In conclusion, stromal CD4 TILs were significantly associated with predicting the outcome of first-line pembrolizumab treatment, especially in patients with non-AC and high PD-L1 expression. Although intratumoral CD8 TILs were useful in predicting OS after first-line pembrolizumab, stromal CD4 TILs and intratumoral CD8 TILs may have an overall same impact on the outcome after first-line pembrolizumab. Further studies are warranted to elucidate the prognostic significance of stromal CD4 and intratumoral CD8 TILs in patients who received ipilimumab plus nivolumab.

Author contributions

KK (kaira), OY and TK: study conception and manuscript preparation. KH, YM, AS, HI, KK (kobayashi) and MY: statistical analysis and patient data collection. KK (kaira), OY, TK and HK: manuscript revision. All authors contributed and agreed with the content of the manuscript. All authors read and approved the final manuscript.

Funding

This study was funded by the Japan Society for the promotion of Science (Grant Number 20K08118 and 21K07627).
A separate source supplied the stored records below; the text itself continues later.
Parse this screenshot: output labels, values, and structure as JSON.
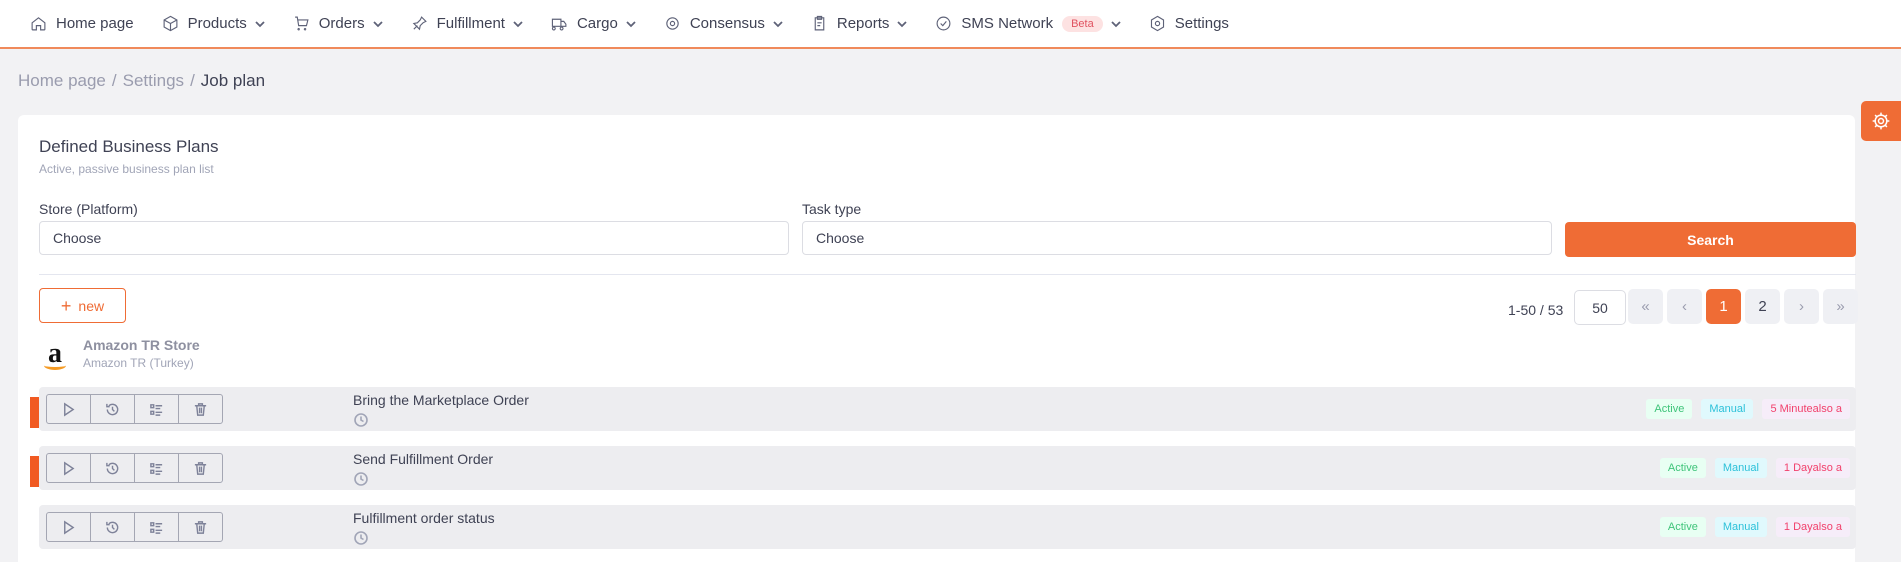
{
  "nav": {
    "items": [
      {
        "label": "Home page",
        "icon": "home-icon",
        "dropdown": false
      },
      {
        "label": "Products",
        "icon": "box-icon",
        "dropdown": true
      },
      {
        "label": "Orders",
        "icon": "cart-icon",
        "dropdown": true
      },
      {
        "label": "Fulfillment",
        "icon": "pin-icon",
        "dropdown": true
      },
      {
        "label": "Cargo",
        "icon": "truck-icon",
        "dropdown": true
      },
      {
        "label": "Consensus",
        "icon": "consensus-icon",
        "dropdown": true
      },
      {
        "label": "Reports",
        "icon": "clipboard-icon",
        "dropdown": true
      },
      {
        "label": "SMS Network",
        "icon": "check-circle-icon",
        "dropdown": true,
        "badge": "Beta"
      },
      {
        "label": "Settings",
        "icon": "settings-icon",
        "dropdown": false
      }
    ]
  },
  "breadcrumb": {
    "home": "Home page",
    "settings": "Settings",
    "current": "Job plan"
  },
  "card": {
    "title": "Defined Business Plans",
    "subtitle": "Active, passive business plan list"
  },
  "filters": {
    "store_label": "Store (Platform)",
    "store_value": "Choose",
    "task_label": "Task type",
    "task_value": "Choose",
    "search_label": "Search"
  },
  "toolbar": {
    "new_label": "new"
  },
  "pagination": {
    "info": "1-50 / 53",
    "page_size": "50",
    "first": "«",
    "prev": "‹",
    "pages": [
      "1",
      "2"
    ],
    "current_page": "1",
    "next": "›",
    "last": "»"
  },
  "store": {
    "name": "Amazon TR Store",
    "region": "Amazon TR (Turkey)",
    "logo_text": "a"
  },
  "jobs": [
    {
      "title": "Bring the Marketplace Order",
      "status": "Active",
      "mode": "Manual",
      "frequency": "5 Minutealso a",
      "marker": true
    },
    {
      "title": "Send Fulfillment Order",
      "status": "Active",
      "mode": "Manual",
      "frequency": "1 Dayalso a",
      "marker": true
    },
    {
      "title": "Fulfillment order status",
      "status": "Active",
      "mode": "Manual",
      "frequency": "1 Dayalso a",
      "marker": false
    }
  ],
  "colors": {
    "accent": "#ef6c35",
    "marker": "#f15a22",
    "active": "#3fc47a",
    "manual": "#2cc1d9",
    "frequency": "#f1416c"
  }
}
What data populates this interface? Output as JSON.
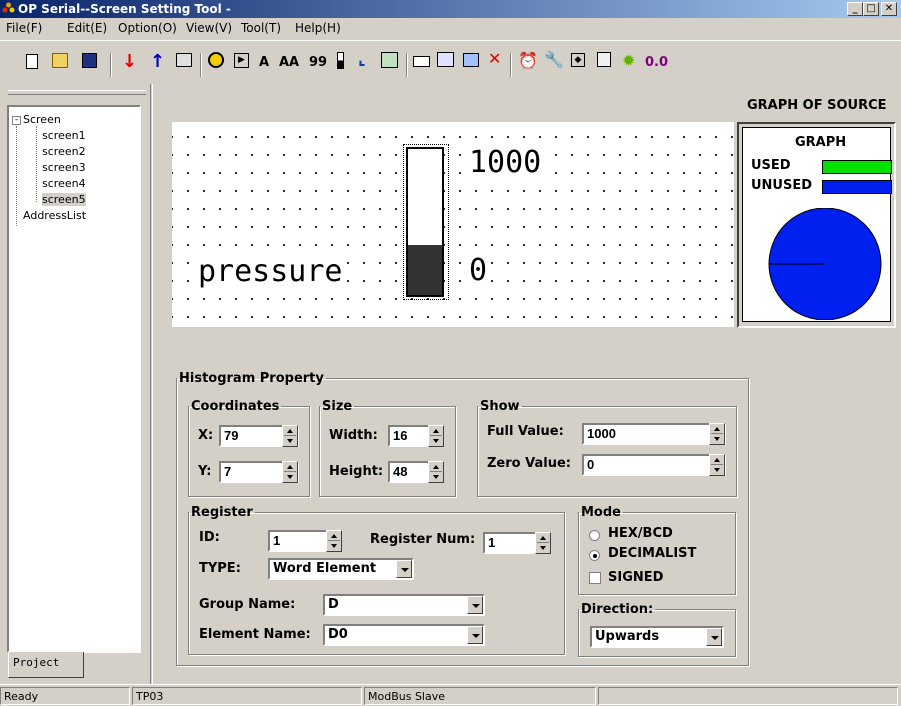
{
  "window": {
    "title": "OP Serial--Screen Setting Tool -"
  },
  "menu": [
    "File(F)",
    "Edit(E)",
    "Option(O)",
    "View(V)",
    "Tool(T)",
    "Help(H)"
  ],
  "toolbar": {
    "text_a": "A",
    "text_aa": "AA",
    "text_99": "99",
    "zoom_value": "0.0"
  },
  "tree": {
    "root": "Screen",
    "screens": [
      "screen1",
      "screen2",
      "screen3",
      "screen4",
      "screen5"
    ],
    "selected": "screen5",
    "address_list": "AddressList",
    "tab": "Project"
  },
  "canvas": {
    "label": "pressure",
    "full_label": "1000",
    "zero_label": "0",
    "bar_fill_fraction": 0.34
  },
  "source": {
    "title": "GRAPH OF SOURCE",
    "graph": "GRAPH",
    "used": "USED",
    "unused": "UNUSED",
    "used_color": "#00e000",
    "unused_color": "#0020f0",
    "used_fraction": 0.0
  },
  "props": {
    "title": "Histogram Property",
    "coordinates": {
      "title": "Coordinates",
      "x_label": "X:",
      "x": "79",
      "y_label": "Y:",
      "y": "7"
    },
    "size": {
      "title": "Size",
      "width_label": "Width:",
      "width": "16",
      "height_label": "Height:",
      "height": "48"
    },
    "show": {
      "title": "Show",
      "full_label": "Full Value:",
      "full": "1000",
      "zero_label": "Zero Value:",
      "zero": "0"
    },
    "register": {
      "title": "Register",
      "id_label": "ID:",
      "id": "1",
      "regnum_label": "Register Num:",
      "regnum": "1",
      "type_label": "TYPE:",
      "type": "Word Element",
      "group_label": "Group Name:",
      "group": "D",
      "element_label": "Element Name:",
      "element": "D0"
    },
    "mode": {
      "title": "Mode",
      "hex": "HEX/BCD",
      "dec": "DECIMALIST",
      "signed": "SIGNED",
      "selected": "DECIMALIST"
    },
    "direction": {
      "title": "Direction:",
      "value": "Upwards"
    }
  },
  "status": {
    "ready": "Ready",
    "device": "TP03",
    "protocol": "ModBus Slave"
  }
}
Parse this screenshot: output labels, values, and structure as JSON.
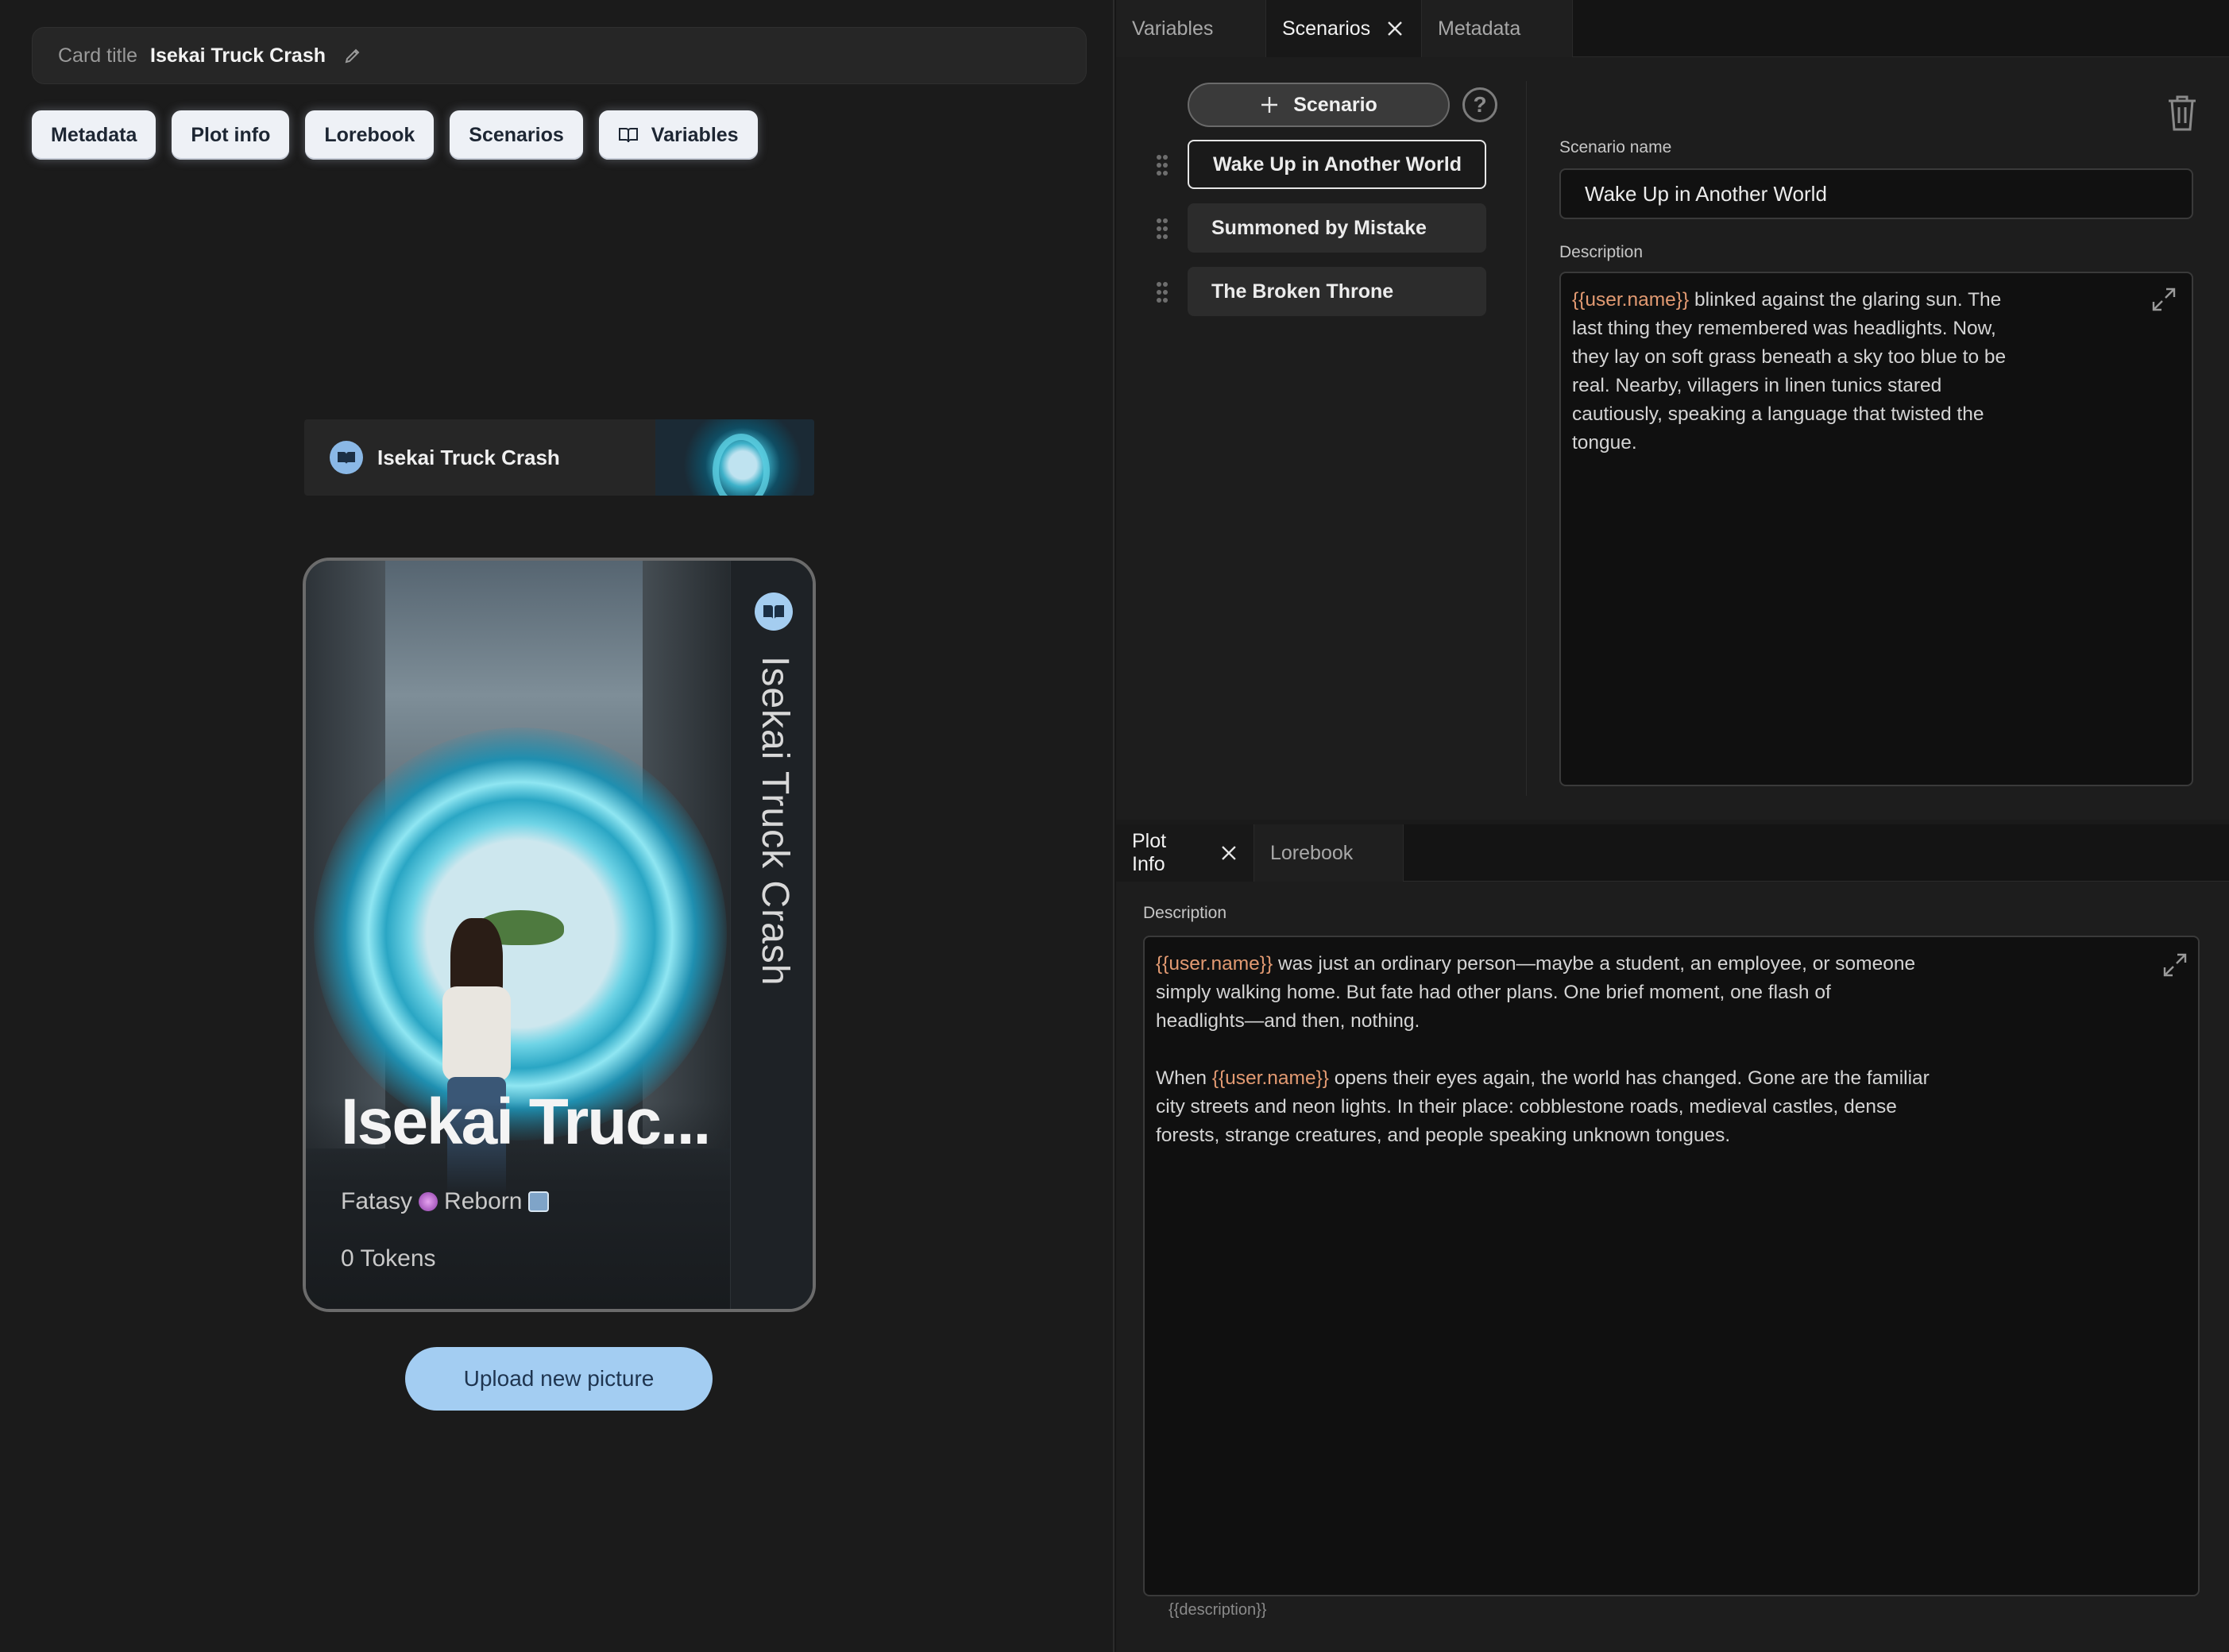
{
  "card_title": {
    "label": "Card title",
    "value": "Isekai Truck Crash"
  },
  "tag_buttons": [
    {
      "label": "Metadata"
    },
    {
      "label": "Plot info"
    },
    {
      "label": "Lorebook"
    },
    {
      "label": "Scenarios"
    },
    {
      "label": "Variables",
      "icon": "book-icon"
    }
  ],
  "banner": {
    "title": "Isekai Truck Crash"
  },
  "card": {
    "vertical_title": "Isekai Truck Crash",
    "big_title": "Isekai Truc...",
    "tags": [
      "Fatasy",
      "Reborn"
    ],
    "tokens": "0 Tokens"
  },
  "upload_label": "Upload new picture",
  "top_tabs": [
    {
      "label": "Variables",
      "active": false
    },
    {
      "label": "Scenarios",
      "active": true
    },
    {
      "label": "Metadata",
      "active": false
    }
  ],
  "scenarios": {
    "add_label": "Scenario",
    "help": "?",
    "items": [
      "Wake Up in Another World",
      "Summoned by Mistake",
      "The Broken Throne"
    ],
    "selected_index": 0,
    "name_label": "Scenario name",
    "name_value": "Wake Up in Another World",
    "description_label": "Description",
    "description_macro": "{{user.name}}",
    "description_text": " blinked against the glaring sun. The\nlast thing they remembered was headlights. Now,\nthey lay on soft grass beneath a sky too blue to be\nreal. Nearby, villagers in linen tunics stared\ncautiously, speaking a language that twisted the\ntongue."
  },
  "bottom_tabs": [
    {
      "label": "Plot Info",
      "active": true
    },
    {
      "label": "Lorebook",
      "active": false
    }
  ],
  "plot_info": {
    "description_label": "Description",
    "macro": "{{user.name}}",
    "para1_rest": " was just an ordinary person—maybe a student, an employee, or someone\nsimply walking home. But fate had other plans. One brief moment, one flash of\nheadlights—and then, nothing.",
    "para2_prefix": "When ",
    "para2_rest": " opens their eyes again, the world has changed. Gone are the familiar\ncity streets and neon lights. In their place: cobblestone roads, medieval castles, dense\nforests, strange creatures, and people speaking unknown tongues.",
    "hint": "{{description}}"
  },
  "colors": {
    "accent": "#a3cdf2",
    "macro": "#e29a72"
  }
}
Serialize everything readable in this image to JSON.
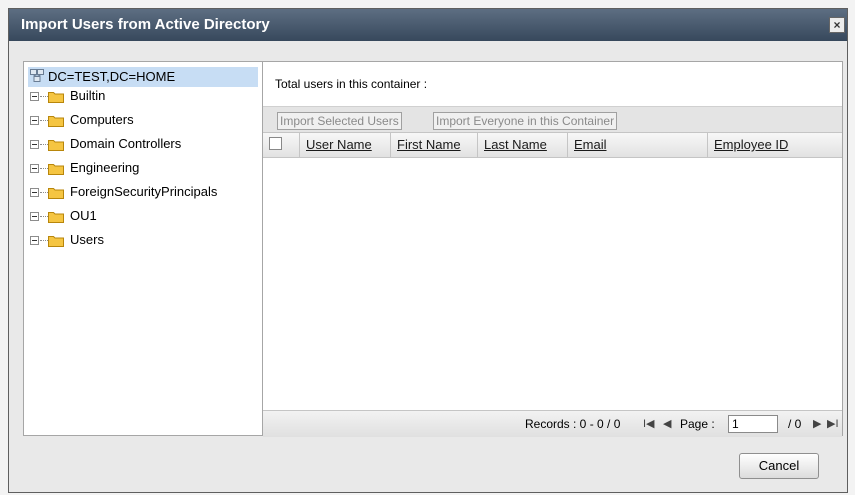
{
  "dialog": {
    "title": "Import Users from Active Directory",
    "close_glyph": "×",
    "cancel_label": "Cancel"
  },
  "tree": {
    "root_label": "DC=TEST,DC=HOME",
    "root_icon": "network-domain-icon",
    "items": [
      {
        "label": "Builtin",
        "icon": "folder-icon"
      },
      {
        "label": "Computers",
        "icon": "folder-icon"
      },
      {
        "label": "Domain Controllers",
        "icon": "folder-icon"
      },
      {
        "label": "Engineering",
        "icon": "folder-icon"
      },
      {
        "label": "ForeignSecurityPrincipals",
        "icon": "folder-icon"
      },
      {
        "label": "OU1",
        "icon": "folder-icon"
      },
      {
        "label": "Users",
        "icon": "folder-icon"
      }
    ]
  },
  "grid": {
    "total_label": "Total users in this container :",
    "toolbar": {
      "import_selected": "Import Selected Users",
      "import_everyone": "Import Everyone in this Container"
    },
    "columns": [
      "User Name",
      "First Name",
      "Last Name",
      "Email",
      "Employee ID"
    ],
    "rows": [],
    "footer": {
      "records": "Records : 0 - 0 / 0",
      "page_label": "Page :",
      "page_value": "1",
      "page_total": "/ 0",
      "first_glyph": "I◀",
      "prev_glyph": "◀",
      "next_glyph": "▶",
      "last_glyph": "▶I"
    }
  },
  "colors": {
    "title_bar": "#37485c",
    "selected_node": "#c7ddf4",
    "folder": "#f5c542"
  }
}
Availability of data and materials

The datasets generated during and/or analysed during the current study are available from the corresponding author on reasonable request.

Declarations

Ethics approval and consent to participate

This study was approved by the Ethics Committee of the International Medical Center, Saitama Medical University (Approval No. 19-075). The requirement for written informed consent was waived by the ethics committee of Saitama Medical University because of the retrospective nature of the study. This study was performed in line with the principles of the Declaration of Helsinki.

Consent for publication

Not applicable.

Competing interests

KK has received research grants and a speaker honorarium from Ono Pharmaceutical Company, Boehringer Ingelheim, Chugai Pharmaceutical, Taiho Pharmaceutical, Eli Lilly Japan, and AstraZeneca. AM and OY received a speaker honorarium from Eli Lilly, Taiho Pharmaceutical, Pfizer, Chugai Pharmaceutical, and AstraZeneca. HK has received research grants and a speaker honorarium from Ono Pharmaceutical Company, Bristol-Myers Company, Boehringer Ingelheim, MSD, Daiichi Sankyo Company, Chugai Pharmaceutical, Taiho Pharmaceutical, Merck Biopharma Company, Eli Lilly Japan, and AstraZeneca. HI has received research grants and a speaker honorarium from Ono Pharmaceutical Company, AstraZeneca, and Bristol-Myers Company.